13/10/2014

“Adesso entriamo nel terzo paradiso integrando pienamente la vita artificiale nella vita naturale”. “Con il Nuovo Segno d'Infinito si disegnano tre cerchi: i due cerchi opposti significano natura e artificio, quello centrale è la congiunzione dei due”.
A ben vedere, le parole di Michelangelo Pistoletto, ospite del settimo album dei Subsonica, si adattano anche a descrivere un'intenzione che è sempre stata fondante nella musica dei torinesi, quella di creare qualcosa di nuovo dall'integrazione di natura e artificio, in termini strettamente musicali identificati in rock ed elettronica (e tutto quello che sta in mezzo).

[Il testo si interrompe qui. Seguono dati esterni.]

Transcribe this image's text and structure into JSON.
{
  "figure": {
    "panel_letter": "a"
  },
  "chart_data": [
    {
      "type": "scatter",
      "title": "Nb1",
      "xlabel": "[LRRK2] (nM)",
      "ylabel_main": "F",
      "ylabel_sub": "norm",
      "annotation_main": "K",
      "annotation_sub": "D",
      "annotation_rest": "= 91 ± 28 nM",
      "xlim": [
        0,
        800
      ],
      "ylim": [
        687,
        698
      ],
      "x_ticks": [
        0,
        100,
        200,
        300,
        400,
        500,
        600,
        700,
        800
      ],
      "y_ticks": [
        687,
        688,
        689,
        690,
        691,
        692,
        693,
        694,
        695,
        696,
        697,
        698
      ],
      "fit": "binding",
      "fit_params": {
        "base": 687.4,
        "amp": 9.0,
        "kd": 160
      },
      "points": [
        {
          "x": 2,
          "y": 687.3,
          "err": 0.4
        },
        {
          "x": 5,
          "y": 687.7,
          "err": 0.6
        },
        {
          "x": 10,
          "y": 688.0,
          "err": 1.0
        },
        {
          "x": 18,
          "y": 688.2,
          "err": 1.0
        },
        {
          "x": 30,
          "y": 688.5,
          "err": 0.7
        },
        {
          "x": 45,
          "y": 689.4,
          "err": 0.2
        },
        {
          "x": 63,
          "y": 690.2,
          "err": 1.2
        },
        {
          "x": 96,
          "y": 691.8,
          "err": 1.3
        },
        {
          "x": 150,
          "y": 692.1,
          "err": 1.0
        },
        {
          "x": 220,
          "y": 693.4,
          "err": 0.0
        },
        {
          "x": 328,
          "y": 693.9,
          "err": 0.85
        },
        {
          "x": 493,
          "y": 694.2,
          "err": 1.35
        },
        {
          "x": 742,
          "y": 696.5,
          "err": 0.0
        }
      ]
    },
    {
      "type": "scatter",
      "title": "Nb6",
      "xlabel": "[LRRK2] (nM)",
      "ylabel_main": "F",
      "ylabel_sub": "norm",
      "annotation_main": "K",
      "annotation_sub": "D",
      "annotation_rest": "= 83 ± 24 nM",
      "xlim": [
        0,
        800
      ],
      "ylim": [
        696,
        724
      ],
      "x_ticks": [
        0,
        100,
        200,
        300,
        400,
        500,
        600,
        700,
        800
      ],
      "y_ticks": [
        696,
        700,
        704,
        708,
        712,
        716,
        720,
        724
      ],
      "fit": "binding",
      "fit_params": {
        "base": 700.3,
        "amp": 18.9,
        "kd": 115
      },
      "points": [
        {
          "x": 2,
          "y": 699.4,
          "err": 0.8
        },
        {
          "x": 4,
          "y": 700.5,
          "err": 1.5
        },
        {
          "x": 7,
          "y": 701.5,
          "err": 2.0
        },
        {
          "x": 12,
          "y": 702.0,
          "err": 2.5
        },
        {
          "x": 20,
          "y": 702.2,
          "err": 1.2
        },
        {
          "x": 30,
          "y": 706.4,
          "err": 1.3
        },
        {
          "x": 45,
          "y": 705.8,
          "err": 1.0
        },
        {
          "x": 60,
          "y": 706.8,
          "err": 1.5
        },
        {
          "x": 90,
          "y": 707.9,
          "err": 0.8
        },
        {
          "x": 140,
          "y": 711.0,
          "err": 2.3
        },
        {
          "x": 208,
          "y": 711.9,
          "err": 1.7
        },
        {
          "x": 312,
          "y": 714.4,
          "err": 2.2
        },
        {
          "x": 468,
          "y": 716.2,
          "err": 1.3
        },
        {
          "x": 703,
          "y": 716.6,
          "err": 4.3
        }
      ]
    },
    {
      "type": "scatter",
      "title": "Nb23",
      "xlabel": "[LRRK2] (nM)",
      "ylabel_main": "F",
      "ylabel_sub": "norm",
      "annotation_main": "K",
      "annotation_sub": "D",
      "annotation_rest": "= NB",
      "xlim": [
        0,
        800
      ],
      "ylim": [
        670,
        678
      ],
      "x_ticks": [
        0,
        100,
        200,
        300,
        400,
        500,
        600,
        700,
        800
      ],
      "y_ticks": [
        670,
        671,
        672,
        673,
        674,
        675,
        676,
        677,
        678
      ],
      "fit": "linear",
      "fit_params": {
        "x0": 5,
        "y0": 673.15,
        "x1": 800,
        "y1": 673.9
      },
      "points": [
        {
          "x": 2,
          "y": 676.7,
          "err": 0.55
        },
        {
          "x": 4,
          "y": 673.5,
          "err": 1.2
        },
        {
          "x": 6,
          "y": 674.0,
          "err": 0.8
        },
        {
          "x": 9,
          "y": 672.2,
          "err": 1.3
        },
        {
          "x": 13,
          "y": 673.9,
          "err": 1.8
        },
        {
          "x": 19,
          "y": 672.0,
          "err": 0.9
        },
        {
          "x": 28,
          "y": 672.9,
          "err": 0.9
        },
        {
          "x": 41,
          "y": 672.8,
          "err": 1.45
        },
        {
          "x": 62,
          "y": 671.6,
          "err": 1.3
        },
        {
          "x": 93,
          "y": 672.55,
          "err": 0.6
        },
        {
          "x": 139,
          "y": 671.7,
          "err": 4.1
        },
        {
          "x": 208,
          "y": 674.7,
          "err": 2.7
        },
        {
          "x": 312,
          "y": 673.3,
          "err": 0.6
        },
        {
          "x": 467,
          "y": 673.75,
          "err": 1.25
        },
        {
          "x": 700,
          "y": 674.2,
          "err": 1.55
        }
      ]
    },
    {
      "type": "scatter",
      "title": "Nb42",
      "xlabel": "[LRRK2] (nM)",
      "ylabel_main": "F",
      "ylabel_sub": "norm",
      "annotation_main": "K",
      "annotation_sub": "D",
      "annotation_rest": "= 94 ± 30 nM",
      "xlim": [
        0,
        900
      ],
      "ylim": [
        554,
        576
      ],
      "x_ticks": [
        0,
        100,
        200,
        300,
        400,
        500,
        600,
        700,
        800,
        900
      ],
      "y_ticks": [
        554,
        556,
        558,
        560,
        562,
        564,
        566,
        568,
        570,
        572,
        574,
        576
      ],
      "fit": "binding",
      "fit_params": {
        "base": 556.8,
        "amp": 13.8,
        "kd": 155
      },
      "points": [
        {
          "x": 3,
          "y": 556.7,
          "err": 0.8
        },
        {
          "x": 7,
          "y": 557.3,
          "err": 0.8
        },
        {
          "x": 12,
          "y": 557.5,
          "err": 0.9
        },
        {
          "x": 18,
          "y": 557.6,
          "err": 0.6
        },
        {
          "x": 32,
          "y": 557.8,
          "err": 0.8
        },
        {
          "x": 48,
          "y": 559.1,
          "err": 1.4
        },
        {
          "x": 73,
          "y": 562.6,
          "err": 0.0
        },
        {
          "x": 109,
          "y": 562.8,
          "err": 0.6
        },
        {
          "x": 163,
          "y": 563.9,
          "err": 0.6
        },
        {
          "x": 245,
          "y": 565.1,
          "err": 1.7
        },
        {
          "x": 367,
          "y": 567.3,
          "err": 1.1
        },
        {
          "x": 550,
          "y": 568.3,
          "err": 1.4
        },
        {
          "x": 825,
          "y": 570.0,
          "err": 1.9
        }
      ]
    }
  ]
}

Sono passati quasi diciott'anni dalla prima incarnazione del loro personale paradiso fatto di melodia, pop, elettronica, reggae, dub, rock, e la maggiore età si presenta in forma di un disco che rincuorerà quanti non si aspettavano niente di buono dopo la défaillance di “Eden”. “Una nave in una foresta” (il titolo deriva da un detto popolare piemontese) è un bel disco, che sì, sicuramente non stupisce, anzi ripropone tutti gli stilemi del gruppo sfiorando spesso l'autoplagio, ma lo fa con molta più classe del suo predecessore e, pur contenendo episodi fra il trascurabile e l'incomprensibile – il tipico singolone “Lazzaro”, una “Specchio” che sembra un'“Aurora sogna” con (molta) meno personalità, una “Ritmo Abarth” incommentabile – vanta anche canzoni più che degne, che potrebbero addirittura ambire allo status di classici subsonici: la title-track, per esempio, è un'apertura col botto, cinque minuti e mezzo di “Nuvole rapide” meets “Strade”. “Tra le labbra” e “I cerchi degli alberi” sanno essere perfettamente pop e perfettamente sospese fra beatitudine e turbamento, mentre una nervosa poesia metropolitana scorre nelle pulsazioni nebbiose della desolata “Licantropia”.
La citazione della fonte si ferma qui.